Responsibility Assessment
Takes responsibility freely. Not grudgingly. Not after being cornered. Freely. When something goes wrong in your domain, does your first instinct reach for cause or effect? Be specific. When was the last time you took responsibility for something without anyone asking you to?
Sees through justifications. Your own, primarily. Can you catch a justification while it’s still forming — before it solidifies into a belief? Or do you still discover them after the fact, once the story has already been told and retold? There’s a big difference. Both are better than never catching them at all, but one is Level 4 complete and the other is Level 4 in progress.
No excuse dependence. This doesn’t mean you never have reasons for things. It means you’re not dependent on excuses to maintain your self-image. You can say “I dropped the ball” without needing to add “because…” The explanation might be relevant. But you don’t need it to feel okay about yourself.
“How did I create this?” as default. When something goes sideways, is this question automatic? Does it fire before the blame reflex? Or do you still need to consciously redirect from “why did this happen to me” to “how did I contribute to this”? The speed matters. If the question is automatic, it’s wired in. If it requires conscious effort, it’s still a practice rather than a reflex.
Control center reclaimed. Your sense of self — your stability, your confidence, your ability to act — is it coming from inside or is it still dependent on external conditions? If everything external went sideways tomorrow, would you still know who you are and what you’re capable of? This one’s harder to assess than the others because it shows up most clearly under pressure. Think about the last time things got genuinely difficult. Where did you operate from?
Energy Direction Assessment
Clear goals. Can you state them without checking a document? Are they specific enough to guide daily decisions? Do they pull you forward? If you have to think about what your goals are, they’re not clear enough to be directing your behavior.
Projects completing.
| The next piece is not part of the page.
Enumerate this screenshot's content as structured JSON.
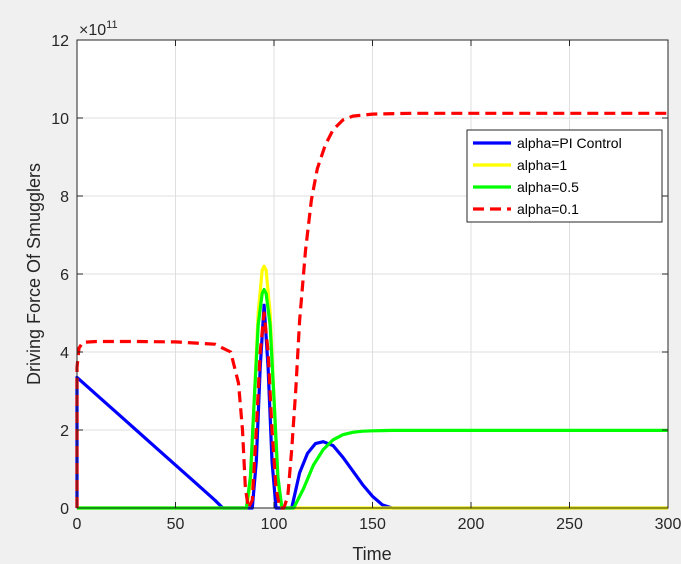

Not starting. Completing. Look at the last month. What did you finish? Starting ten things and finishing two is a pattern, not a success. Completion is the evidence that your energy direction is working.
Energy focused. Is your energy concentrated or scattered? On any given day, do you know what the main thing is? Or are you responding to whatever comes at you? Focus isn’t about doing one thing — it’s about knowing what matters most and protecting that.
Sustainable effort. Are you gaining reserves over time or slowly depleting? Could you maintain your current pace for six more months without breaking down? If the honest answer is no, sustainability is still theoretical.
Recovery integrated. Real recovery — not scrolling on your phone and calling it rest. Is there actual disengagement built into your rhythm? Does your body get what it needs, not just your mind? Recovery that only happens when you crash isn’t integrated — it’s damage control.
How to Rate Yourself
Be rigorous here. Strong means this is operational — it runs without you having to think about it, and you can point to clear evidence. Developing means you understand it and it’s working sometimes, but it’s not consistent. Weak means you know the concept but it hasn’t translated into reliable behavior yet.
Most people will have a mix. That’s normal. The useful information is in the specific pattern — which areas moved and which ones stalled. Don’t average it out or look for a single grade. The texture matters. Where you’re strong tells you what you can build on. Where you’re weak tells you what still needs attention.
Today’s Practice
Go through each item. For every one, write two things: your honest rating (strong, developing, or weak) and one piece of specific evidence. A situation, a date, a conversation — something concrete that demonstrates where you are, not where you’d like to be.
If you’re strong on most of these, that’s real progress. If several are still developing or weak, that’s not failure — that’s information. Level 5 doesn’t require perfection. It requires honesty about where you stand.
Hold onto this assessment. You’ll need it alongside Part 2 in the next lesson to get the full picture.
Together, these two checklists form your Level 4 completion portfolio — not a test you pass or fail, but a map of where you’ve been and where you’re going.